Musings on the Fourth of July
By Bill Guy
Neighbors invite us newbies to the annual cul-de-sac Independence Day party. Pot luck in the park. Bring your lawn chairs, celebrate the holiday. Get to know your neighbors better. Quite a mix. Mostly retired folk or those countin’ it down. One younger couple with two grade school boys and a gorgeous little girl with mocha skin, topaz eyes and Shirley Temple curls. Two couples obviously long-time SoCal denizens. Others sporting tans, but still betraying back-east accents. Expatriate Brits, Asians, Okies via Massachusetts and Tennessee, and an Illini married to an Islander. Maybe a Hispanic hombre, but then again, he might be an Italian uomo.
Food was great. Traditional favorites like hot dogs, potato salad, deviled eggs. But also tasty dishes from newcomers’ kitchens cooking other cultures. Scotch Eggs, Asian noodles, salsa. Cheesecake with blueberries and strawberries, peach cobbler, chocolate covered strawberries soaked all night in vodka. Later, we could watch the city’s fireworks from our back yards.
Having a liberal/progressive “ear,” I could hear comfortable dialects. But I also heard a tad of conservative creole. One a different day, under different circumstances, it’s possible a Teabagger rant could set me off, or more likely, my egalitarian elicudations would prompt a conservative comeback. One’s evangelicalism could create dissonance with another’s agnosticism.

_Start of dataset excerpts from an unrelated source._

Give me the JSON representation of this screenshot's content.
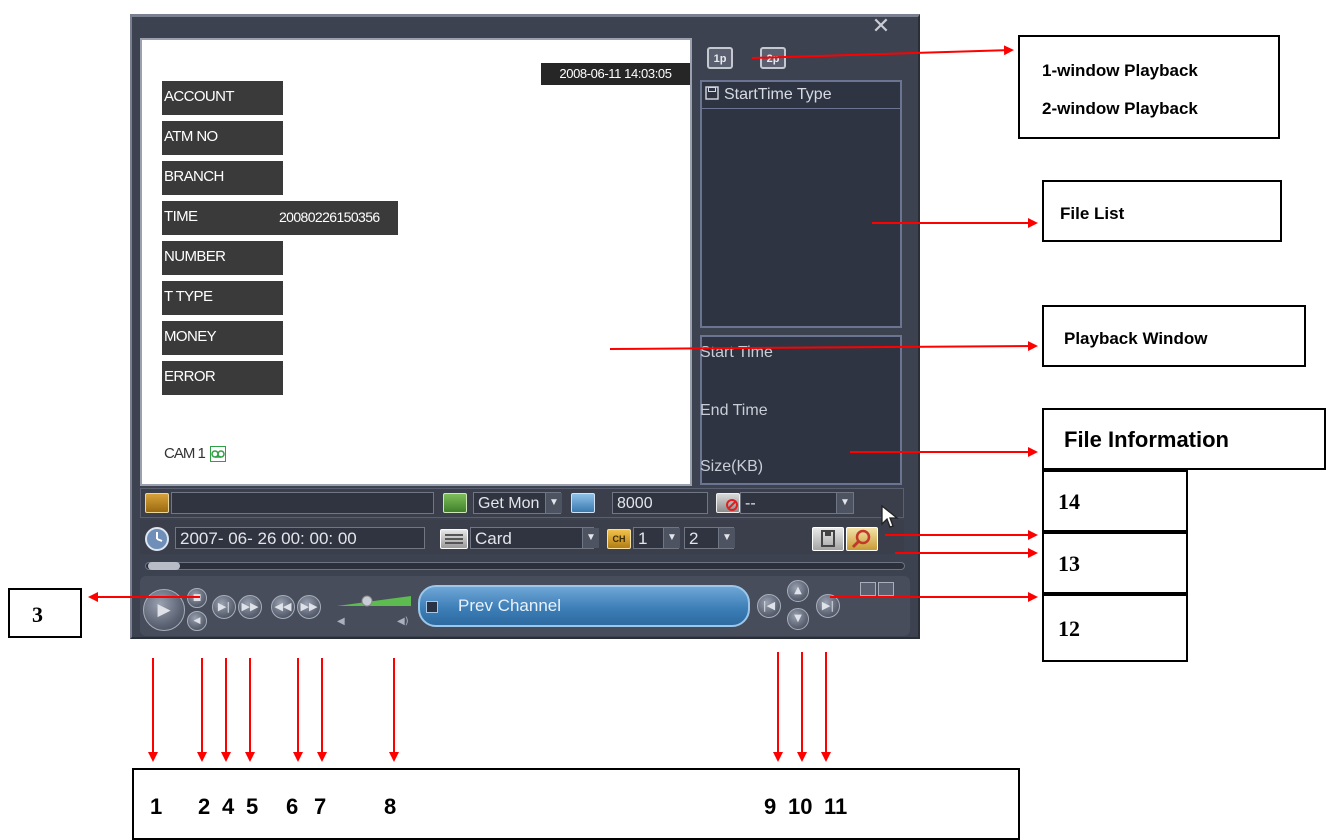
{
  "playback_window": {
    "osd_datetime": "2008-06-11 14:03:05",
    "overlay_fields": [
      {
        "label": "ACCOUNT",
        "value": ""
      },
      {
        "label": "ATM NO",
        "value": ""
      },
      {
        "label": "BRANCH",
        "value": ""
      },
      {
        "label": "TIME",
        "value": "20080226150356"
      },
      {
        "label": "NUMBER",
        "value": ""
      },
      {
        "label": "T TYPE",
        "value": ""
      },
      {
        "label": "MONEY",
        "value": ""
      },
      {
        "label": "ERROR",
        "value": ""
      }
    ],
    "camera_label": "CAM 1"
  },
  "right_panel": {
    "window_buttons": [
      "1p",
      "2p"
    ],
    "file_list_header": "StartTime Type",
    "file_info_labels": [
      "Start Time",
      "End Time",
      "Size(KB)"
    ]
  },
  "bar1": {
    "money_select": "Get Mon",
    "amount": "8000",
    "error_select": "--"
  },
  "bar2": {
    "datetime": "2007- 06- 26 00: 00: 00",
    "search_type": "Card",
    "channel": "1",
    "window_count": "2"
  },
  "controls": {
    "prev_channel_label": "Prev Channel"
  },
  "annotations": {
    "callouts": [
      "1-window Playback",
      "2-window Playback",
      "File List",
      "Playback Window",
      "File Information"
    ],
    "side_numbers": [
      "14",
      "13",
      "12"
    ],
    "left_number": "3",
    "bottom_numbers": [
      "1",
      "2",
      "4",
      "5",
      "6",
      "7",
      "8",
      "9",
      "10",
      "11"
    ]
  },
  "colors": {
    "accent": "#3e7fb8",
    "arrow": "#ff0000",
    "window_bg": "#3c4250"
  }
}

None of that made any difference this day, though. We were just today’s average group of Americans celebrating our country’s birthday. On this day special to Americans, we didn’t talk much religion or much politics. We just shared families – kids and grandkids, jobs, schools, golf, movies, recipes and the lucky serendipity that brought us all to live in/near America’s Finest City, San Diego.
And on any day, despite our political or spiritual or cultural differences, I think we’d all fight for the other’s right to be wrong. We’d proffer meals and meditations at a death and provide a warm bed in a disaster. Tears in a tragedy.

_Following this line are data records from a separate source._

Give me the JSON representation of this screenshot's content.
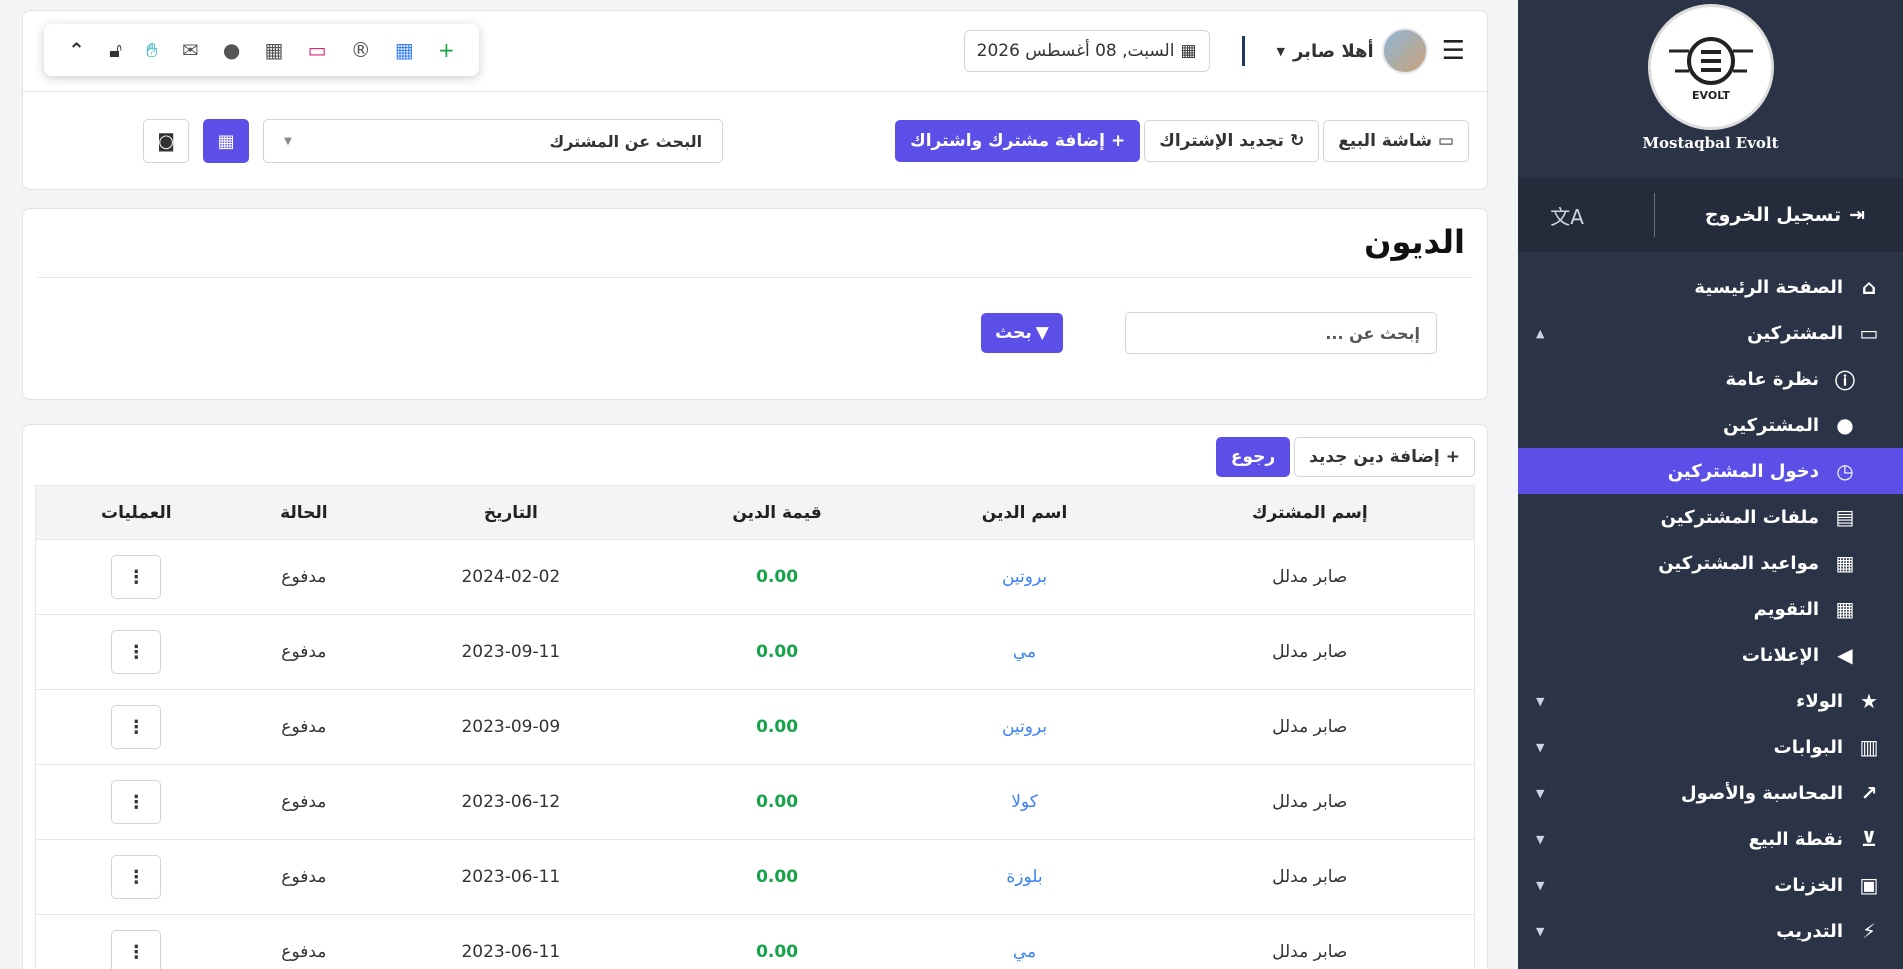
{
  "sidebar": {
    "brand": "Mostaqbal Evolt",
    "logo_text": "EVOLT",
    "logout": "تسجيل الخروج",
    "items": [
      {
        "label": "الصفحة الرئيسية",
        "icon": "home-icon",
        "glyph": "⌂"
      },
      {
        "label": "المشتركين",
        "icon": "laptop-icon",
        "glyph": "▭",
        "caret": "▲"
      },
      {
        "label": "نظرة عامة",
        "icon": "info-icon",
        "glyph": "ⓘ",
        "sub": true
      },
      {
        "label": "المشتركين",
        "icon": "user-icon",
        "glyph": "●",
        "sub": true
      },
      {
        "label": "دخول المشتركين",
        "icon": "clock-icon",
        "glyph": "◷",
        "sub": true,
        "active": true
      },
      {
        "label": "ملفات المشتركين",
        "icon": "file-icon",
        "glyph": "▤",
        "sub": true
      },
      {
        "label": "مواعيد المشتركين",
        "icon": "calendar-icon",
        "glyph": "▦",
        "sub": true
      },
      {
        "label": "التقويم",
        "icon": "calendar-grid-icon",
        "glyph": "▦",
        "sub": true
      },
      {
        "label": "الإعلانات",
        "icon": "megaphone-icon",
        "glyph": "◀",
        "sub": true
      },
      {
        "label": "الولاء",
        "icon": "star-icon",
        "glyph": "★",
        "caret": "▼"
      },
      {
        "label": "البوابات",
        "icon": "building-icon",
        "glyph": "▥",
        "caret": "▼"
      },
      {
        "label": "المحاسبة والأصول",
        "icon": "chart-line-icon",
        "glyph": "↗",
        "caret": "▼"
      },
      {
        "label": "نقطة البيع",
        "icon": "cart-icon",
        "glyph": "⊻",
        "caret": "▼"
      },
      {
        "label": "الخزنات",
        "icon": "lock-icon",
        "glyph": "▣",
        "caret": "▼"
      },
      {
        "label": "التدريب",
        "icon": "magic-wand-icon",
        "glyph": "⚡",
        "caret": "▼"
      }
    ]
  },
  "header": {
    "user_greeting": "أهلا صابر",
    "date": "السبت, 08 أغسطس 2026"
  },
  "actions": {
    "pos_screen": "شاشة البيع",
    "renew": "تجديد الإشتراك",
    "add_subscriber": "إضافة مشترك واشتراك",
    "search_subscriber": "البحث عن المشترك"
  },
  "debts": {
    "title": "الديون",
    "search_placeholder": "إبحث عن ...",
    "search_button": "بحث",
    "add_debt": "إضافة دين جديد",
    "back": "رجوع"
  },
  "table": {
    "headers": [
      "إسم المشترك",
      "اسم الدين",
      "قيمة الدين",
      "التاريخ",
      "الحالة",
      "العمليات"
    ],
    "rows": [
      {
        "subscriber": "صابر مدلل",
        "debt": "بروتين",
        "amount": "0.00",
        "date": "2024-02-02",
        "status": "مدفوع"
      },
      {
        "subscriber": "صابر مدلل",
        "debt": "مي",
        "amount": "0.00",
        "date": "2023-09-11",
        "status": "مدفوع"
      },
      {
        "subscriber": "صابر مدلل",
        "debt": "بروتين",
        "amount": "0.00",
        "date": "2023-09-09",
        "status": "مدفوع"
      },
      {
        "subscriber": "صابر مدلل",
        "debt": "كولا",
        "amount": "0.00",
        "date": "2023-06-12",
        "status": "مدفوع"
      },
      {
        "subscriber": "صابر مدلل",
        "debt": "بلوزة",
        "amount": "0.00",
        "date": "2023-06-11",
        "status": "مدفوع"
      },
      {
        "subscriber": "صابر مدلل",
        "debt": "مي",
        "amount": "0.00",
        "date": "2023-06-11",
        "status": "مدفوع"
      }
    ]
  },
  "colors": {
    "primary": "#5b4fe8",
    "sidebar": "#2b3346",
    "amount": "#16a34a",
    "link": "#3b82f6"
  }
}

No doubt, it’s easier in a neighborhood niche where see each other daily, taking out the garbage or driving in from work. When our kids shoot hoops or dish about boyfriends. But wouldn’t it be better if every day, we could put a damper on our differences. Celebrate our similarities. Agree to disagree, but still be there for each other. Defend each other’s rights. Cover each other’s backs. Not just in our own streets, but throughout this great country. Isn’t that what America’s supposed to be about? Sure . . . but it’s sometimes darned hard to hang onto that understanding in the midst of partisan politics, economic uncertainties and rapid, uncertain change. Could we all do a better job of regularly living and let-living the American ideal, the American dream?
It’s up to us . . . we the people. Happy Birthday, America!
Bill Guy is a resident of San Marcos.